Most converts that were interviewed by ECLJ say that they live alone, isolated from their family and Muslim friends. They still fear persecution, though, including murder, by Islamists such as the Salafists or the Muslim Brotherhood.

The testimony of Sabita James, a woman of Pakistani origin living in Austria, shows what Christian who choose to follow the gospel of Jesus Christ face. ECLJ quotes a statement from her book in the report:

My head was clearly telling me, ‘Sabatina, your parents are already angry that you don’t want to marry Salman. How will they react if you renounce Islam? How will you live without your family? I shuddered at the thought of losing them, and I knew that if I turned to Jesus, all ties to my family would be cut.

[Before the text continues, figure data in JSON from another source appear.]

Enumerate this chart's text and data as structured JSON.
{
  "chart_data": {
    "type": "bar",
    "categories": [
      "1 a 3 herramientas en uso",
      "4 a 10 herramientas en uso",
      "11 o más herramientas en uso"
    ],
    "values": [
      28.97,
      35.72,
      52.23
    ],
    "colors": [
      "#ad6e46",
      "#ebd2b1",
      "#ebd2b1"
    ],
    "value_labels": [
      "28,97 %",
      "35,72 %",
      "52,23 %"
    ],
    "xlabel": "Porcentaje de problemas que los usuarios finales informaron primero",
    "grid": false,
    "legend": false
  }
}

Furthermore, the ECLJ document addressed the problem of Muslim migrants attacking Christians and Christian churches. “It is an increasingly common public security challenge in Europe that Muslim immigrants loot/damage Christian churches in the name of Islam,” the report states, citing a report from Budapest about Christian persecution in Europe.

ECLJ mentions an incident in Nanterre, a suburb of Paris, that occurred on December 8, 2021, during the celebration of the feast on the Immaculate Conception. During a Catholic procession, Muslims started insulting the participants: “This is not a cathedral… you are kuffars [unbelievers], miscreants… get out, you don’t belong here.” The tensions rose and a group of Muslims threatened the Catholics by saying: “Wallah [I swear] on the Koran, I’ll cut your throat.”

Furthermore, the report found that in all European countries, particularly in Germany, organizations that deal with the persecution of Christians on other continents usually are “little or not at all concerned with persecuted Christians in Europe.”

“It is certain that the situation for an ex-Muslim who became a Christian is much more difficult in Pakistan or Nigeria,” the document continued. “Yet, the situation is becoming really worrying in Europe and awareness has to be raised in the world of associations for the defence of Christians.”

The ECLJ concluded its report by calling for “public inquiries by the Ministries of the Interior” in order to “shed light on these converts and to obtain more accurate statistics in order to better understand this phenomenon in France and in Europe.”